Stories that attempt to make sense of mysterious happenings have existed for millennia, long before the findings of modern medicine. Anand cites a number of these tales that describe the manifestations of conditions only recently diagnosed by neurological studies with tools like MRIs. These tales, according to Anand, exemplify the value of stories in helping us grasp diseases the human species has endured throughout millennia.

One example is the Ondine myth in which the cursed lover of a water nymph—Ondine—will lose the ability to breathe if he stops thinking of her. Now the name Ondine’s curse is used for a rare syndrome where the brain fails to unconsciously regulate breathing.

In a varying example in which a modern literary work can incorporate a medical phenomenon, Virginia Woolf’s The Waves exemplifies the common condition of hearing voices through six friends alternating thoughts arising from their unconsciousness musings on the death of a friend.
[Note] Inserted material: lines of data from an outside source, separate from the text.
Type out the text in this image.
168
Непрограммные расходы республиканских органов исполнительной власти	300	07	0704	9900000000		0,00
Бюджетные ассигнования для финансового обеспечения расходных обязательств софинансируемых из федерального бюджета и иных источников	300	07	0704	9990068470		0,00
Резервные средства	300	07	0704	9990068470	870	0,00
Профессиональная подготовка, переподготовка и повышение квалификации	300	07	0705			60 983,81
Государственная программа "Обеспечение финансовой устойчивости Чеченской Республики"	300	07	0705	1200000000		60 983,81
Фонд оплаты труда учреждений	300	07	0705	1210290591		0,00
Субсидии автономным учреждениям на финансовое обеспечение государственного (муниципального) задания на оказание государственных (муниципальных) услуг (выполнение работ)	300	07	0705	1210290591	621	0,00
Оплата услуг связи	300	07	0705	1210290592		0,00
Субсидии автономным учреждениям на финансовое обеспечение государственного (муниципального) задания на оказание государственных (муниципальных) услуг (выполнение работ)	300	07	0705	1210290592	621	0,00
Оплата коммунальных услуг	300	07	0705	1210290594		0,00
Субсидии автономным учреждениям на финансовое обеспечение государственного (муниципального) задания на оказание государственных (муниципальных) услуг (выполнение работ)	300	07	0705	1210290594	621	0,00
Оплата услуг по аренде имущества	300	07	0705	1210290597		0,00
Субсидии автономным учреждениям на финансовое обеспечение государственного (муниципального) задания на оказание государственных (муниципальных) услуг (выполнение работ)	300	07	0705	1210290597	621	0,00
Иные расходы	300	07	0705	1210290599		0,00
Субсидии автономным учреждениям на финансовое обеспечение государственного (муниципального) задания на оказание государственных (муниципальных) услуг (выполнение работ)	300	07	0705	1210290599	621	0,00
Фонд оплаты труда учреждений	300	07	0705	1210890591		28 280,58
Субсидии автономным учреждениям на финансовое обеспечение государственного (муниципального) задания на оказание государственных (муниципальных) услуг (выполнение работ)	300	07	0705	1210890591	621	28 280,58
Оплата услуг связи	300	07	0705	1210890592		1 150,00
As Anand acknowledges, it’s not only patients who misunderstand the actual causes of active medical conditions. She discusses the situation in nineteenth-century Paris in which Jean-Martin Charcot, an early neurologist, changed medical diagnosis by attributing behaviors such as seizures, paralysis, hallucinations, catalepsy, and trance-like states to hysteria as a neurological disorder rather than a gynecological illness. His Salpêtrière Hospital was a massive institution for women diagnosed with hysteria, where he had many of them perform their symptoms before a weekly audience of physicians and the general public. While Charcot disproved certain causes, his attribution of the conditions to the effects of hysteria faded as an explanation after his death. Anand now explains the current attribution of certain of these behaviors to Epstein-Barr virus and the resulting multiple sclerosis. While Charcot made a partial advance, his conclusions were wrong and his stories needed revision.

For Anand, diagnosis is only part of understanding. We specify explanatory details without perceiving the whole story. Narratives make a major contribution to filling in that story. She considers the impulse to tell and hear stories so coded in our brains that “it often survives and even surges after the most devastating of brain injuries.”